И кроме того - какой это бессмысленный вздор, будто Чехов чуждался Европы! Стоит перечитать его весенние письма из Вены, из Венеции, из Парижа (1891), чтобы увидеть, что Европа, напротив, пленяла его лучшими сторонами своего бытия. Когда один из его почитателей высказал мнение, будто он «отклонился от Запада», будто лучшие европейские города были скучны для него, Антон Павлович Чехов горячо возразил против этой вопиющей неправды.
«Надо быть быком, - писал он, - чтобы, приехав первый раз в Венецию или во Флоренцию, стать «отклоняться от запада».

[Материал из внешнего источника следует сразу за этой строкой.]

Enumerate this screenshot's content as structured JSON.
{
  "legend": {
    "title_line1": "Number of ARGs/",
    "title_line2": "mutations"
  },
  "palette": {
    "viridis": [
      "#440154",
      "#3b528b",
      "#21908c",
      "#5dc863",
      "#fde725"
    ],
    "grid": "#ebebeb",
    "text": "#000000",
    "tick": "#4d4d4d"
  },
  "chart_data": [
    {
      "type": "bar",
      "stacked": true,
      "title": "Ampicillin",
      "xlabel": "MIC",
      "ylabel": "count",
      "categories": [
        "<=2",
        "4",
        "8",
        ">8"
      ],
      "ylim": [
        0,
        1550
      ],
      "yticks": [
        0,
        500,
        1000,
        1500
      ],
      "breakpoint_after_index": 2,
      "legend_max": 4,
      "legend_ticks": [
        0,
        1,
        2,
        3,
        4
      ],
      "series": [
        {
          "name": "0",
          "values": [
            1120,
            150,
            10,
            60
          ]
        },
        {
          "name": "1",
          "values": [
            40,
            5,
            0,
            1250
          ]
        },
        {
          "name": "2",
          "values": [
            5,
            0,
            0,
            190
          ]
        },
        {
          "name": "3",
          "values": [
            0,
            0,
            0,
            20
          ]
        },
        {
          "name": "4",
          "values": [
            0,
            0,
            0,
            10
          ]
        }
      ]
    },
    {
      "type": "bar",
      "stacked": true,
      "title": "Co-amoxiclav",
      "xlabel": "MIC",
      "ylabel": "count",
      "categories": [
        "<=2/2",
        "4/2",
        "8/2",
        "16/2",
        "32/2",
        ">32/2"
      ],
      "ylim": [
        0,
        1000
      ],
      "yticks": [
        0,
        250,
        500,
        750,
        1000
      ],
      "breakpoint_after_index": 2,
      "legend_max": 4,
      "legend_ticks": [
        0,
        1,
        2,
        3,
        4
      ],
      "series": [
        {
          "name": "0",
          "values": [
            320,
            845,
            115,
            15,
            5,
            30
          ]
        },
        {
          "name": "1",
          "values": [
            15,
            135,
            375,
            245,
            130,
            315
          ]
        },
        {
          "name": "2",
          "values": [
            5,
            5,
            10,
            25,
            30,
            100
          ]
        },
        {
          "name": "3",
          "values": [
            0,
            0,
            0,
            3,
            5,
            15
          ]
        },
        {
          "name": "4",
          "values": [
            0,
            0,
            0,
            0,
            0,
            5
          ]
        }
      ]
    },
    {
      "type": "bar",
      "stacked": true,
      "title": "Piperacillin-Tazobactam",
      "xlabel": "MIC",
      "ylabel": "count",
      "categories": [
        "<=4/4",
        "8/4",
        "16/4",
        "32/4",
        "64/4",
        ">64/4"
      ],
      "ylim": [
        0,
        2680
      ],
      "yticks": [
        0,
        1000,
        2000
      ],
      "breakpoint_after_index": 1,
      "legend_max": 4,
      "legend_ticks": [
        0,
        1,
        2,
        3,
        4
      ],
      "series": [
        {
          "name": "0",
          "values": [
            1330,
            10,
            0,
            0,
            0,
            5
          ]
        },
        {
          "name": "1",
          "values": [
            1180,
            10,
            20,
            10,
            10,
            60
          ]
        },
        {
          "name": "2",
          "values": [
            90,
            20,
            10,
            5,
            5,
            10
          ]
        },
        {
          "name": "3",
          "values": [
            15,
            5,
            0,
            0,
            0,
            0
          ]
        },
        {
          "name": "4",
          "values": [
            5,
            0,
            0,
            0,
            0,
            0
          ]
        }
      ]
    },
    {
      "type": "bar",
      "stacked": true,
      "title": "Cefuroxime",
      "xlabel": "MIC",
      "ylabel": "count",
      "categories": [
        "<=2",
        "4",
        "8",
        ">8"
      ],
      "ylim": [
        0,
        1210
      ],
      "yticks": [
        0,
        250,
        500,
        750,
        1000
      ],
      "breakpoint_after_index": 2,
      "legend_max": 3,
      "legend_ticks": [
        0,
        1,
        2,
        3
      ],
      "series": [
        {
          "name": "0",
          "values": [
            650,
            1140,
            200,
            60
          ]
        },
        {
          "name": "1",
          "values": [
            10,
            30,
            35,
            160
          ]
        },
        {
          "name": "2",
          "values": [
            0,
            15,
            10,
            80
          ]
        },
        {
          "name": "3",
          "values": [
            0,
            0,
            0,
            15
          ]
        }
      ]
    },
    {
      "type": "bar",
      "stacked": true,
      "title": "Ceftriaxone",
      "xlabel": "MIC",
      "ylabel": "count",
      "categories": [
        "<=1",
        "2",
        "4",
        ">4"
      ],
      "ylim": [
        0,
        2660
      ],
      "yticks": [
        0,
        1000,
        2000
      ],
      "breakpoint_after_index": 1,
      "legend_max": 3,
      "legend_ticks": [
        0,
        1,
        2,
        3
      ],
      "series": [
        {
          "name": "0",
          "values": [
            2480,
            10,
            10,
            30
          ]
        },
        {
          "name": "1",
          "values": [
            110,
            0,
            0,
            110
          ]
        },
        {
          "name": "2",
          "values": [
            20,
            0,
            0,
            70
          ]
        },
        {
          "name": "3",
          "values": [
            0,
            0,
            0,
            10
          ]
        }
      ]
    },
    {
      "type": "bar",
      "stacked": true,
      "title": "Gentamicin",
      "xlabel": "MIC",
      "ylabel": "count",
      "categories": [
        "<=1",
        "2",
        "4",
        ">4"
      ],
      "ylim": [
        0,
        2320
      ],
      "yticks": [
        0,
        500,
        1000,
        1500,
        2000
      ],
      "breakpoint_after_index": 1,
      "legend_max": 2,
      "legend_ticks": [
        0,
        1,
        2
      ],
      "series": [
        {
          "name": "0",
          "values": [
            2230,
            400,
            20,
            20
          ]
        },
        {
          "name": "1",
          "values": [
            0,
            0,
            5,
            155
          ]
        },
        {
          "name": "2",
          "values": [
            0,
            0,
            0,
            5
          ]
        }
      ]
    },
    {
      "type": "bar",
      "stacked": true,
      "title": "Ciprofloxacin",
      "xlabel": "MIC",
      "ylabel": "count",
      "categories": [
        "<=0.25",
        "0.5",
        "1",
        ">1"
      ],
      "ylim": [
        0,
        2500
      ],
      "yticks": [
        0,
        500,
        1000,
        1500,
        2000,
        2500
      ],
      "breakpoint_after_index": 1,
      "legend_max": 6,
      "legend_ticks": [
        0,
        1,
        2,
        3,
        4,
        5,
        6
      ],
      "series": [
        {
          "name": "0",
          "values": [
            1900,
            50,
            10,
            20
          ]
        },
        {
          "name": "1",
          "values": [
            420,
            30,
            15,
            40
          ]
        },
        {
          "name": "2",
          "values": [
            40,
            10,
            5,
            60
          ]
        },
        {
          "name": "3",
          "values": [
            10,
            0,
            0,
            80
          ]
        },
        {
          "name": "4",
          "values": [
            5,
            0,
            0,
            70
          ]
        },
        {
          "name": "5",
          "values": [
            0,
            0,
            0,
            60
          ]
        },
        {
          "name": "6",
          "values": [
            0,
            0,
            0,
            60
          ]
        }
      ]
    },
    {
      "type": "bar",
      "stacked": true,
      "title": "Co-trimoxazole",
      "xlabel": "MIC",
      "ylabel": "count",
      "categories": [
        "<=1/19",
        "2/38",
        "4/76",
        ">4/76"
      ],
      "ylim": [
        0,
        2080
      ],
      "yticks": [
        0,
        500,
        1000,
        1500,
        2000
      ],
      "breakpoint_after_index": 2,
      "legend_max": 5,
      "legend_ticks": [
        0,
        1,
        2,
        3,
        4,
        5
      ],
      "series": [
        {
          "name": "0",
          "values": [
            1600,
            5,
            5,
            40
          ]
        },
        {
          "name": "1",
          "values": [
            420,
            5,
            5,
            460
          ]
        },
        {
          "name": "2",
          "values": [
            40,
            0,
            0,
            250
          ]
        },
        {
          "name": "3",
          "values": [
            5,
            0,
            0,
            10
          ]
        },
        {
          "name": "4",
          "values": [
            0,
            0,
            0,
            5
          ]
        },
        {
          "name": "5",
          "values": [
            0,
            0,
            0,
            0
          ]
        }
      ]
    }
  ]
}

Самое подозрение о том, что он мог не ценить достижений европейской культуры, показалось ему кровной обидой, ибо он был европеец до мозга костей, в лучшем понимании этого слова.

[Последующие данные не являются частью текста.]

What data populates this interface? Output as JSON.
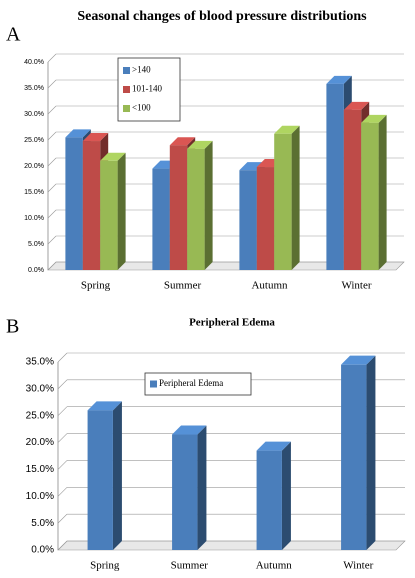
{
  "chart_data": [
    {
      "type": "bar",
      "panel_label": "A",
      "title": "Seasonal changes of blood pressure distributions",
      "categories": [
        "Spring",
        "Summer",
        "Autumn",
        "Winter"
      ],
      "series": [
        {
          "name": ">140",
          "color": "#4a7ebb",
          "values": [
            25.5,
            19.5,
            19.2,
            35.8
          ]
        },
        {
          "name": "101-140",
          "color": "#be4b48",
          "values": [
            24.8,
            24.0,
            19.8,
            30.8
          ]
        },
        {
          "name": "<100",
          "color": "#98b954",
          "values": [
            21.0,
            23.3,
            26.2,
            28.3
          ]
        }
      ],
      "ylim": [
        0,
        40
      ],
      "yticks": [
        {
          "value": 0,
          "label": "0.0%"
        },
        {
          "value": 5,
          "label": "5.0%"
        },
        {
          "value": 10,
          "label": "10.0%"
        },
        {
          "value": 15,
          "label": "15.0%"
        },
        {
          "value": 20,
          "label": "20.0%"
        },
        {
          "value": 25,
          "label": "25.0%"
        },
        {
          "value": 30,
          "label": "30.0%"
        },
        {
          "value": 35,
          "label": "35.0%"
        },
        {
          "value": 40,
          "label": "40.0%"
        }
      ],
      "grid": true
    },
    {
      "type": "bar",
      "panel_label": "B",
      "title": "Peripheral Edema",
      "categories": [
        "Spring",
        "Summer",
        "Autumn",
        "Winter"
      ],
      "series": [
        {
          "name": "Peripheral Edema",
          "color": "#4a7ebb",
          "values": [
            26.0,
            21.5,
            18.5,
            34.5
          ]
        }
      ],
      "ylim": [
        0,
        35
      ],
      "yticks": [
        {
          "value": 0,
          "label": "0.0%"
        },
        {
          "value": 5,
          "label": "5.0%"
        },
        {
          "value": 10,
          "label": "10.0%"
        },
        {
          "value": 15,
          "label": "15.0%"
        },
        {
          "value": 20,
          "label": "20.0%"
        },
        {
          "value": 25,
          "label": "25.0%"
        },
        {
          "value": 30,
          "label": "30.0%"
        },
        {
          "value": 35,
          "label": "35.0%"
        }
      ],
      "grid": true
    }
  ]
}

«Желательно было бы знать, - писал он, - кто это старается, кто оповестил всю вселенную о том, что будто заграница мне не понравилась? Господи ты боже мой, никому я ни одним словом не заикнулся об этом. Мне даже Болонья понравилась. Что же я должен был делать? Реветь от восторга? Бить стекла? Обниматься с французами?»
И все же как бы он ни относился к чужбине - мысли его были в России. Его томили и мучили ее «свинцовые мерзости», но даже из Сибири, где ему было мучительно тяжко, он писал:
«Боже мой, как богата Россия хорошими людьми!» И этот возглас самого Чехова перекликается с тем, что говорит у него «В овраге» батрак, которого Липа приняла за святого:
«Я во всей России был и все в ней видел, и ты моему слову верь... было и дурное, было и хорошее... Хорошего было больше».
Правда, дурное в ней мерзко до ужаса... Но все оно случайное, временное, оно - лишь на поверхности народного быта, а сердце народное по-прежнему величаво и праведно, по-прежнему обаятельно своей нравственной силой, которой не сломить никому. Эта-то глубокая чеховская вера в затаенную до времени силу и правду народа и помогла ему преодолеть то отчаяние, которое внушали ему «свинцовые мерзости» тогдашнего русского быта.
Невозможно приблизиться к пониманию России, не изучая ее великих народных писателей. Одним из таких писателей был Антон Павлович Чехов.